I still don’t like the wave count, for the same reasons as why I discarded it when I found a better fit:
– P1 looks like a three, not a five.
– intermediate (4) within P1 effects only a 0.5 point retracement of P3
– intermediate (5) of P3 is remarkably short
Thanks for sticking with me, and I agree that it is a problematic count. But I know that sometimes the awkward looking counts end up, in hindsight, being correct. Only time will tell.
I agree that this third wave is incomplete. This move up is a classic thrust from a fourth wave triangle and I think we are completing wave five of three. That gap up from yesterday is also important as a move back below would probably signal the arrival of a fourth wave correction. I think that may be closer than some expect. Confirmation of course comes with a move back below 2257.02
It sure does look like a classic thrust.
Lara,
DId the Lowry’s see the bull market last year? As I remember almost all EW folks were bearish last year and only became bullish after S&P crossed 2100ish. When markets were at 1800 last year, most people were calling it to go to 1600 or even 1500. Very prudent to be cautious. Use stops as Lara suggest and don’t get complacent.
I don’t know. Their archive only goes back to October 2016 and I have not been a member for that long.
However, I understand the concept of using the AD line as a measurement of market breadth. Their Operating Companies Only AD line is better than the AD line data on Stockcharts which includes non operating companies which skew the line.
They also provide measurements of buying power and selling pressure.
I’m subscribing to them for the data as well as their summary. I’m not subscribing to them solely for their market predictions.
Lowry’s are not the same as Elliot Wave International. They’re providing quite a different service. They’ve been around since 1938.
Well, the additional information / confirmation I needed has been granted this morning with a 10 point SPX gap up opening. The market is moving up again and has broken out of resistance and the long triangle. While the main daily count is still technically viable, I am discounting it greatly. I will look for a return to that former resistance between 2278 and 2282 before I take a long position.
On the alternate hourly chart (which is now my preferred count) Minor 1 may be completing today. Minor 2 should see the return to the resistance I await. Lara’s chart shows that Minor 2 can also go a bit lower.
It looks like minor 2 didn’t move any lower.
The gap up today looks like a breakout gap, it may now provide support. Stops for long positions may be set at the lower edge of the gap, it may be expected to not be closed, breakaway gaps often aren’t.
There will be an opportunity to join the trend if anyone’s not long yet. After a breakout price often curves back down to test support before moving up and away.
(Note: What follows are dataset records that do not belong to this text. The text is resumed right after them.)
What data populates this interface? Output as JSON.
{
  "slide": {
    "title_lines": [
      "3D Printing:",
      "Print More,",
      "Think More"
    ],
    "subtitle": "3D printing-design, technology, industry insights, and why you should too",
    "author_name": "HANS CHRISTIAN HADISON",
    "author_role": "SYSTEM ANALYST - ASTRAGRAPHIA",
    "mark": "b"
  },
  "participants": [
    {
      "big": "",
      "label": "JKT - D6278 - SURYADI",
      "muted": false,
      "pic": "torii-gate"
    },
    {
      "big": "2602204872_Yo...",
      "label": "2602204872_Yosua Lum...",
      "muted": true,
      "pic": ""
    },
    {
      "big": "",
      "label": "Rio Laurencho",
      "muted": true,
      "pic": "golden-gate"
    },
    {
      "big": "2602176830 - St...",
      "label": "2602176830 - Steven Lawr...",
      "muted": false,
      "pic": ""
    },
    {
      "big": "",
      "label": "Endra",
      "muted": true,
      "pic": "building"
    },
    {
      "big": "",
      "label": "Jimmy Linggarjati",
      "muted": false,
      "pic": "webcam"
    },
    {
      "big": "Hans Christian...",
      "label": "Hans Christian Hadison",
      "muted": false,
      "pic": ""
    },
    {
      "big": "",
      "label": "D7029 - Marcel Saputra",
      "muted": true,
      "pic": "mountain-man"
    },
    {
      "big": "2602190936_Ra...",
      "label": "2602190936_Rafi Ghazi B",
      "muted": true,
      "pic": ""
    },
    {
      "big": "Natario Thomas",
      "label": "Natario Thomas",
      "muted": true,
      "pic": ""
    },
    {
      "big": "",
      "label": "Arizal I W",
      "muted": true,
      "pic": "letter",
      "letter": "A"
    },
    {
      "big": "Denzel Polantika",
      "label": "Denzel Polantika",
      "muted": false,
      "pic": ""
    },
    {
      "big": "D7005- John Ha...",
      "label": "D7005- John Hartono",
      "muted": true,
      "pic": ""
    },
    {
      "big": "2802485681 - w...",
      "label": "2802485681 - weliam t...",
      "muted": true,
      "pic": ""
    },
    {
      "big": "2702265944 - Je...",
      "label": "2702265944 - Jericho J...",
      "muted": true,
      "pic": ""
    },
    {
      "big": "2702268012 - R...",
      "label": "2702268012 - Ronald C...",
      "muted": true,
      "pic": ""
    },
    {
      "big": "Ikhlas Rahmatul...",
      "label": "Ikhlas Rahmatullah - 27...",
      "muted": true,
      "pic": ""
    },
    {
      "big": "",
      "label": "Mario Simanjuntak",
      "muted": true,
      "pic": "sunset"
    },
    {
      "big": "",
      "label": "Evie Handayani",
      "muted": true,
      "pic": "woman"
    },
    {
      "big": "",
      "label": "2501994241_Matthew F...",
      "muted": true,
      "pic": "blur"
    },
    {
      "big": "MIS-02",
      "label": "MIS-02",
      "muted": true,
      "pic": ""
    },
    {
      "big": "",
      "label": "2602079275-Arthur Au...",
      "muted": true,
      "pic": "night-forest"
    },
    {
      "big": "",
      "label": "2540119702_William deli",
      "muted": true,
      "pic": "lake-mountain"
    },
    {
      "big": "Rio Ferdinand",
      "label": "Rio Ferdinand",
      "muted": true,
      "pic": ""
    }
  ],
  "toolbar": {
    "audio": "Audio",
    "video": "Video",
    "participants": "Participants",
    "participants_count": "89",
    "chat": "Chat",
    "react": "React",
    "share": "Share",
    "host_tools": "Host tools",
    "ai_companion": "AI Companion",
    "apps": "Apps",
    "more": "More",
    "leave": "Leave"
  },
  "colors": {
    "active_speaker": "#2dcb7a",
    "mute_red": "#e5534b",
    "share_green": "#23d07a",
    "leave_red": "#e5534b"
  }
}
That didn’t happen as expected for the purple trend line though, which illustrates that although this is typical behaviour it doesn’t always happen. I wish it did, then making $$ in this market would be so much easier.
Very interesting indeed. More data needed for the market to show its hand fully. It seems like this is so often the situation. I am sitting on hands and will continue to do so until more confirmation comes to us. Thanks for the analysis Lara.
You’re welcome Rodney.
Gold has broken an important trend line, I’m short there. It’s been moving inversely to the S&P500 at this time. If that relationship persists then S&P should move up.
My only reason for not being long ATM on S&P is On Balance Volume. I’m concerned at support at that line.